Dan batuk itu adalah upaya tubuh mengeluarkan dahak. Karena lapisan epitel yg bersilia di dlm nasofaring terangsang.

Yg repot ya itu tadi, ada org yg regulasi peradangannya rusak. Apalagi ada disfungsi makrofag.

Kalau seperti ini racun bisa kemana2, memicu reaksi hipersensitifitas. Nyangkut di  limfonodi, jantung, syaraf ...jadinya meradang.
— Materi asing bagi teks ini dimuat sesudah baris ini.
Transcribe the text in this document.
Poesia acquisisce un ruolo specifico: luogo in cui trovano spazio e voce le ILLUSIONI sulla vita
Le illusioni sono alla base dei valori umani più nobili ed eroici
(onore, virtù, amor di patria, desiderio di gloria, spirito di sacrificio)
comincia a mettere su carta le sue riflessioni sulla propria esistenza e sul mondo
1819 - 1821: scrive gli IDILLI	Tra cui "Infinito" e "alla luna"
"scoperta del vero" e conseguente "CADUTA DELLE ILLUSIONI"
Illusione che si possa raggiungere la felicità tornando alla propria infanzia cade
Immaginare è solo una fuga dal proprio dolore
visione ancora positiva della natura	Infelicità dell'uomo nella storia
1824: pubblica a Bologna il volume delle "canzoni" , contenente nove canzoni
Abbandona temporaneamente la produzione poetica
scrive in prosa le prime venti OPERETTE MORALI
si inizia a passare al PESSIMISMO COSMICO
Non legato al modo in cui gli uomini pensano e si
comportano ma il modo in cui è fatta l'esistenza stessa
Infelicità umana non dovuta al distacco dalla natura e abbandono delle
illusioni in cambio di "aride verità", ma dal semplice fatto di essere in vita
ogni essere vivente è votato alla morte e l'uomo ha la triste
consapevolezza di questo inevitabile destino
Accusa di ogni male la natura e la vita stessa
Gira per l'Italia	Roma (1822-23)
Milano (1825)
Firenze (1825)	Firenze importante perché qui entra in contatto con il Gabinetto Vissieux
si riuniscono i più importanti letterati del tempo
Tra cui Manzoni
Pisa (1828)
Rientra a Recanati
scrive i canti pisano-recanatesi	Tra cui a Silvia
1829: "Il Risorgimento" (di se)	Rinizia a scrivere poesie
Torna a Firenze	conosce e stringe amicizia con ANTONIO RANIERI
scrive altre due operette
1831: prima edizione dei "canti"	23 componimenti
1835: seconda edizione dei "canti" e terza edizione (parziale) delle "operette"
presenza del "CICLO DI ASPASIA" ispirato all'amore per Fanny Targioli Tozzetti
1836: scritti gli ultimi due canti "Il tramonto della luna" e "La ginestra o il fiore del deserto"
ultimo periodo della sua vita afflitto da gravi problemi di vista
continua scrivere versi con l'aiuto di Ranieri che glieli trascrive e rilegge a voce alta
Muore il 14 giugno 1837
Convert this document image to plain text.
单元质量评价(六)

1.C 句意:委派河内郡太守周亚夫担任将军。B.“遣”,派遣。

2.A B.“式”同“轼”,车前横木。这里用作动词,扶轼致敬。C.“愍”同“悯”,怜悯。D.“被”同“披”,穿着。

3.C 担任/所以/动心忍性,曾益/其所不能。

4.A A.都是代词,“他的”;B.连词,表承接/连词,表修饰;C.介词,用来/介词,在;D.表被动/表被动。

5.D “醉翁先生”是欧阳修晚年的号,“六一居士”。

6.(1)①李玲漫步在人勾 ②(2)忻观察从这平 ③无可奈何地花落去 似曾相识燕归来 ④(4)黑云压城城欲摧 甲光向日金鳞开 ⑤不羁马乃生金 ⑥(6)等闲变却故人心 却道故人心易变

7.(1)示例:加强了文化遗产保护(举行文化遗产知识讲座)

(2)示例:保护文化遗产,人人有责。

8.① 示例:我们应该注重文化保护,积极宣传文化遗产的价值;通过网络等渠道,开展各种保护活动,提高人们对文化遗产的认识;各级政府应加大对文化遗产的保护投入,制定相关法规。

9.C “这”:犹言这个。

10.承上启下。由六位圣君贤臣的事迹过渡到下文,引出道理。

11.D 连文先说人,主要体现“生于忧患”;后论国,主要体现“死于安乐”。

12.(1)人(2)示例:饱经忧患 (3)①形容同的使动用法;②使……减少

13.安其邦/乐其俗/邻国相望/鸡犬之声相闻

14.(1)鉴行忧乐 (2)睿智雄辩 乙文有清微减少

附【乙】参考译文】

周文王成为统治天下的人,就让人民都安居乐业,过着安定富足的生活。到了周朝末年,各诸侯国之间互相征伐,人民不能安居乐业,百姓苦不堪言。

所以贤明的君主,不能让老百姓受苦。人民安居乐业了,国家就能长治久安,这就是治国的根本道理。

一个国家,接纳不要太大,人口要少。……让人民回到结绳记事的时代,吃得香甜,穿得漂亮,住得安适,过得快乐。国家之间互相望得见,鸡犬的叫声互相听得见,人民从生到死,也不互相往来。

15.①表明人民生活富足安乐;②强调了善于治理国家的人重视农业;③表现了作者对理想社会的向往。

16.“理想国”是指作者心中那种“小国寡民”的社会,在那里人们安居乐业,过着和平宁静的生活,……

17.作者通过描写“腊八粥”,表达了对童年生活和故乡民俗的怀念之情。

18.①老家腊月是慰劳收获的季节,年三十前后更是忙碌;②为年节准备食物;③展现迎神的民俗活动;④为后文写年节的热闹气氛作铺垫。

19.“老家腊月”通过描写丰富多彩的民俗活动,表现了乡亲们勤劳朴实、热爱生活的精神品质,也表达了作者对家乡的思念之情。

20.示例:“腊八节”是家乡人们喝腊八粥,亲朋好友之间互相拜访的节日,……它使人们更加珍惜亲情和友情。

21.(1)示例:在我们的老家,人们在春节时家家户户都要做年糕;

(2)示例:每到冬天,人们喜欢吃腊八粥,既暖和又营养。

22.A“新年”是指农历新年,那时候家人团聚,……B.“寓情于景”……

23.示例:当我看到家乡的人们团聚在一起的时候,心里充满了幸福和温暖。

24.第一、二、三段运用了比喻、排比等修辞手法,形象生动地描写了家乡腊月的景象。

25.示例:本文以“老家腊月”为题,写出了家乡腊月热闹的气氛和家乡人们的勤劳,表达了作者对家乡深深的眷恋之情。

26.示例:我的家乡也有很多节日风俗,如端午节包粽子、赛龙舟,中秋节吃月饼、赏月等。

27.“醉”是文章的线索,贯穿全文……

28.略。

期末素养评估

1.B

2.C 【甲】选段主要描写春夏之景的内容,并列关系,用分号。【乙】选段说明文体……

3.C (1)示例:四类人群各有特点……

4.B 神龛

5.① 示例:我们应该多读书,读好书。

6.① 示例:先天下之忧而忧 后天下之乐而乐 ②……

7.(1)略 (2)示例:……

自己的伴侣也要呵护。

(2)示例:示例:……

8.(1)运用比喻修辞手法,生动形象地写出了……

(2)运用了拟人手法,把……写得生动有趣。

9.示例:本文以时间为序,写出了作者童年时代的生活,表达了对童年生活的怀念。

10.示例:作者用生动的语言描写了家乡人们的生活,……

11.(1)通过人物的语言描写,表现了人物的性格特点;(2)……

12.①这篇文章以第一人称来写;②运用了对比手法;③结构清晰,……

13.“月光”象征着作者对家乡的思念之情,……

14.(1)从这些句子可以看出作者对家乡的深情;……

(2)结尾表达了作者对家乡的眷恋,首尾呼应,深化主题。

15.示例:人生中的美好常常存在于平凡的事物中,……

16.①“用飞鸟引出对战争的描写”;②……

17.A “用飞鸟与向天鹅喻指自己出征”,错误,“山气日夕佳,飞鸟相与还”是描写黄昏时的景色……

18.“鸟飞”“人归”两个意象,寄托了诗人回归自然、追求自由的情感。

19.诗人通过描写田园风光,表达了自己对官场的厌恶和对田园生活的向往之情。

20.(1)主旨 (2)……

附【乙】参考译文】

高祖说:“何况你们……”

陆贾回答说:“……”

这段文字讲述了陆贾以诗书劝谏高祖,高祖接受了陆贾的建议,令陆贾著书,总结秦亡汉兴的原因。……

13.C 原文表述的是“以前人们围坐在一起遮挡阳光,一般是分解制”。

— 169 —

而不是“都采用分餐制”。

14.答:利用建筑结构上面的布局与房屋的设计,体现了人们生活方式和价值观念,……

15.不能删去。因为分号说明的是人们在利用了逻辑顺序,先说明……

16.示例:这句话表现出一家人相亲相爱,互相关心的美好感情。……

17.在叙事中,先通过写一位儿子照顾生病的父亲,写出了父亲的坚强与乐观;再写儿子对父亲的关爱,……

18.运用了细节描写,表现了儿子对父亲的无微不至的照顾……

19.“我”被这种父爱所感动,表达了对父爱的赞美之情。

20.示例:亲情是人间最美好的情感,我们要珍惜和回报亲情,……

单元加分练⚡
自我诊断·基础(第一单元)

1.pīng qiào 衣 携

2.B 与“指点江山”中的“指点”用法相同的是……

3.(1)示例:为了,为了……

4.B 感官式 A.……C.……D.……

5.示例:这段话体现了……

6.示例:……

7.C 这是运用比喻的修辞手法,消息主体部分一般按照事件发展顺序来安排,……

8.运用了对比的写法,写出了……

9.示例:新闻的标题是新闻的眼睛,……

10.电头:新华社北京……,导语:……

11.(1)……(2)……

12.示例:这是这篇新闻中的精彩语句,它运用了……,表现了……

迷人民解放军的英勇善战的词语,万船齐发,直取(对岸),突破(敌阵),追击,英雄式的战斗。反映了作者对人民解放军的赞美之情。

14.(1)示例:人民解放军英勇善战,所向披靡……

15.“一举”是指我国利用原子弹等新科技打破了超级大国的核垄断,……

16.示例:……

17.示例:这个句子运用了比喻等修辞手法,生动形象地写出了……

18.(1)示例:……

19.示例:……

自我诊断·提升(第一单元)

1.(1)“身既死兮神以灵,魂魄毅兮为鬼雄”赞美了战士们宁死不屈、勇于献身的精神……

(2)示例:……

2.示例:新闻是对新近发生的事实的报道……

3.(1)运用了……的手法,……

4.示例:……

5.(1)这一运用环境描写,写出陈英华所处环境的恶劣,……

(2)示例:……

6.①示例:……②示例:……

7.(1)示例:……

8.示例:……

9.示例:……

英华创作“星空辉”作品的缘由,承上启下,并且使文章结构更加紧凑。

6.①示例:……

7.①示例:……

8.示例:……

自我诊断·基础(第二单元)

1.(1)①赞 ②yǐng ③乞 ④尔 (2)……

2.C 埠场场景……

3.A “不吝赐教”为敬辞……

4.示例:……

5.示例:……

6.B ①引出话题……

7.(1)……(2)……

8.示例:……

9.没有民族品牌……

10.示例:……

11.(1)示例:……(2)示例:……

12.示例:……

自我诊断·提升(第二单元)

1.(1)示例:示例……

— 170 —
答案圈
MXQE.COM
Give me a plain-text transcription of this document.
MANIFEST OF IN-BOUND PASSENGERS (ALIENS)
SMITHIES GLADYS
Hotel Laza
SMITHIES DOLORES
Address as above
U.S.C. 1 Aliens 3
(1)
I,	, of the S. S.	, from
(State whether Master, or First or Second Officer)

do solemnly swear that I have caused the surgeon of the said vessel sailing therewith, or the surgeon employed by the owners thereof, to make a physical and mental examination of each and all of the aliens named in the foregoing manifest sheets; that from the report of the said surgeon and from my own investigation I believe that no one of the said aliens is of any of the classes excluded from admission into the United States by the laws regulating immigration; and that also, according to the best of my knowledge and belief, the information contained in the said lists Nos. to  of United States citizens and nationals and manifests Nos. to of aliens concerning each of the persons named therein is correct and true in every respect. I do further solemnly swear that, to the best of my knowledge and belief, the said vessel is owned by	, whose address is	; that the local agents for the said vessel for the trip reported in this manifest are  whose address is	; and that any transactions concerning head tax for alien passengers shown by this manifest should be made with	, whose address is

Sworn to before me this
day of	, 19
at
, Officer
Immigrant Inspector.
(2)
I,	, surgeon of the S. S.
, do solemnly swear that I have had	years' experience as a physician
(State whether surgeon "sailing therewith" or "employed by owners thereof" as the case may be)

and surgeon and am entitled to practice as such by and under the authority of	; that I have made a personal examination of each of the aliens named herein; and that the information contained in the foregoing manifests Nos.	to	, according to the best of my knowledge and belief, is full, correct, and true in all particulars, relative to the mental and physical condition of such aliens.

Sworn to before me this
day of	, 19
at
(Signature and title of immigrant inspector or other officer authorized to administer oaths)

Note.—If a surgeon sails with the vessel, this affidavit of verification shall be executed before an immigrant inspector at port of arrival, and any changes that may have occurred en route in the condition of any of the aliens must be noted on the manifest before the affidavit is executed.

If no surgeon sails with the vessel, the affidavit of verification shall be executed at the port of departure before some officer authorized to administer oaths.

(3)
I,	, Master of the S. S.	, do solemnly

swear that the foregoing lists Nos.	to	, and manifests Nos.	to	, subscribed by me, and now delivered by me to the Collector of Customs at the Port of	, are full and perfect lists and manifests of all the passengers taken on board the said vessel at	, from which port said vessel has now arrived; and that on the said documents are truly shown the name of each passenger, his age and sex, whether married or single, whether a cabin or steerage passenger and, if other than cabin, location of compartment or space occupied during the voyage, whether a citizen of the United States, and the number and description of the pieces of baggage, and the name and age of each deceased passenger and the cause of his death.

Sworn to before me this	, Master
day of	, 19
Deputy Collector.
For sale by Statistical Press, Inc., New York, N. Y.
Bisa juga terjadi anemia hemolitik.

Gambaran morfologinya bermacam2, ada leukoplakia, sebukan sel radang, area nekrosis luas. Tapi ini tdk khas untuk difteri.

Maka diagnosis pasti bukan dg pemeriksaan PA. Tapi dg kultur dan karakterisasi kumannya dg teknologi Rt PCR dan juga ditemukan produksi toksinnya.

Dari sini sebenarnya sdh bisa diketahui manifestasi kliniknya.

Tulisan yg beredar sudah cukup ya. Tapi yg perlu saya garis bawahi adalah manifestasi klinik ini derajatnya berbeda2. Yg ringan ya terbatas lesi lokal saja. Yang parah, ya yg sampai ke mana2 tadi. Bahkan ada yg sehat2 saja walau terpapar.

Secara Ilmiah, maka out comenya terbagi menjadi beberapa tingkatan.

1. Yang sehat disebut sub klinis/asimptomatik. 2. Yang ringan paling demam dan batuk ringan. 3. Yang parah tergantung faktor pemberat dan peringan serta penanganan.

Prognosisnya, kalau yg asimptomatik artinya sembuh sempurna. Kalau yg ringan, ya sembuh sempurna. Nah, yg berat ya tergantung faktor-faktor tadi. Saya blm cek berapa persennya menurut data epidemiologi ya.

Wallahu a'lam bish-shawwab.

Bila ada kebenaran dari yg saya sampaikan itu semata-mata dari Allah. Segala kesalahan itu datangnya dari hamba yg lemah akalnya yg hanya bisa meraba-raba di antara luasnya Ilmu Allah SWT.